Discussed cars with the neighbour whose wisdom, as an elder, he most respects in the neighbourhood. Recommended Honda. Toyota a good second. So what’d he decide on? Hyundai. A lot of car for the money. He thought. Didn’t take long before all kinds of little irritants popped up. Went back to the dealer who offered him a rebate. Offered to take the car back, but it would cost him. Found his match in their sly, unacceptable solutions to the problems that ground away at his good nature. Never again would he buy such a vehicle; lousy service, poor mechanical performance.
He prided himself on giving sage advice. He listened politely, even solicited the advice of those few he liked and respected - well, he liked everyone, just withheld respect from a few. There are those whose opinions he valued. Yet he always came to his own conclusions, largely based on the bargain principle. Then, of course, groused unendingly with dissatisfaction afterward, that black and bleak temper descending, convinced he had been hoodwinked. Lack of diligence to his personal code of consumer triumph. A code he saw foolishly rejected when a neighbour to whom he had referred a roofing contractor had deigned to follow his advice and bargain down the man’s calculated cost estimate. That neighbour had sunk in his estimation.

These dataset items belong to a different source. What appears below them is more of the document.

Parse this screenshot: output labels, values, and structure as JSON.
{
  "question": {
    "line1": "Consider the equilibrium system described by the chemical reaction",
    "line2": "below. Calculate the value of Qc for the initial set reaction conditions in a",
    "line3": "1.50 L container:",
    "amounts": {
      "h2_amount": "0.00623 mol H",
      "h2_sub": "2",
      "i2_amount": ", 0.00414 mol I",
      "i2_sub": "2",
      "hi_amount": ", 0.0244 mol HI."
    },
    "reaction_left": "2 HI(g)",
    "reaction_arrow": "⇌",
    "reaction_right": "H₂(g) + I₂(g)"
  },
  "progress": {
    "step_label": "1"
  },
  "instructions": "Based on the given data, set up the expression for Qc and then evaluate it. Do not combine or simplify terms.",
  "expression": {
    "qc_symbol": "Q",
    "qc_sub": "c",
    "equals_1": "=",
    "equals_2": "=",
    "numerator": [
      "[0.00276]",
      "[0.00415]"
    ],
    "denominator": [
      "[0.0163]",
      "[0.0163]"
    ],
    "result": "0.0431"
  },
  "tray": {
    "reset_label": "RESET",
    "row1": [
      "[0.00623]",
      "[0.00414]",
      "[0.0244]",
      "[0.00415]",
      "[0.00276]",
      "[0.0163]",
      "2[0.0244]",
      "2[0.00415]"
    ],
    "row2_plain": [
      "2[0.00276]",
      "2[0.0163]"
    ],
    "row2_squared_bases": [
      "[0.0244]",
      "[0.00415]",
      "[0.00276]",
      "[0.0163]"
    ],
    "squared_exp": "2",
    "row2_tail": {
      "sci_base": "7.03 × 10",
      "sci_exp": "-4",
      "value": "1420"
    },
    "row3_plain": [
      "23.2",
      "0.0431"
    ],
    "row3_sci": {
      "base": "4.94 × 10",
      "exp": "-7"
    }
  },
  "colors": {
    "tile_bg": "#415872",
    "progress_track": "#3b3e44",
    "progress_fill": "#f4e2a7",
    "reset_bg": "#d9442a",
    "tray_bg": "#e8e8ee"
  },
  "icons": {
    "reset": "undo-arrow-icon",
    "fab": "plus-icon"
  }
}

People, he concluded, are their own worst enemies. When they could save a few hard-earned dollars, they just forge ahead and carelessly spend more than they should. And it’s not just money, it’s convenience and certain entitlements as well. After all, they’re all taxpayers, aren’t they? We’ve all got standards and there’s a social contract that speaks of an egalitarian social contract, isn’t there?
And just yesterday he came across that elderly couple out for their daily constitutional. Carrying their two little dogs, instead of walking them on leashes. They’re dogs, not infants, after all. But they don’t like their dogs walking on the street. They rove up to the greenbelt and then set the animals down, free to roam in a natural setting.
Get your flu shot yet? Talk of the pandemic and the long line-ups of people in the ranks of those deemed to require inoculation before the general public was everywhere, on the radio, television, in the newspapers. Fodder for conversation. He asked, beaming at them, got your shot yet? It’s like a game, one-upsmanship. No, they hadn’t, they shrugged unconcernedly. After all, the clinics are administering the vaccines only to high-risk groups.
They’re older than him by fifteen years, but hale, hearty. They can wait, no hurry for them, they said. Did get their annual seasonal shot, though.
Had my H1N1 shot, he says proudly. No one at the clinic asked anything. Whether he was in the critical category. Despite all the news about long line-ups and disgruntled people having to wait interminably to get their shots, his was quick. No line-up, no waiting, well, just a short wait. Smiling at their surprised countenances, he averred he hadn’t been feeling at all well that day.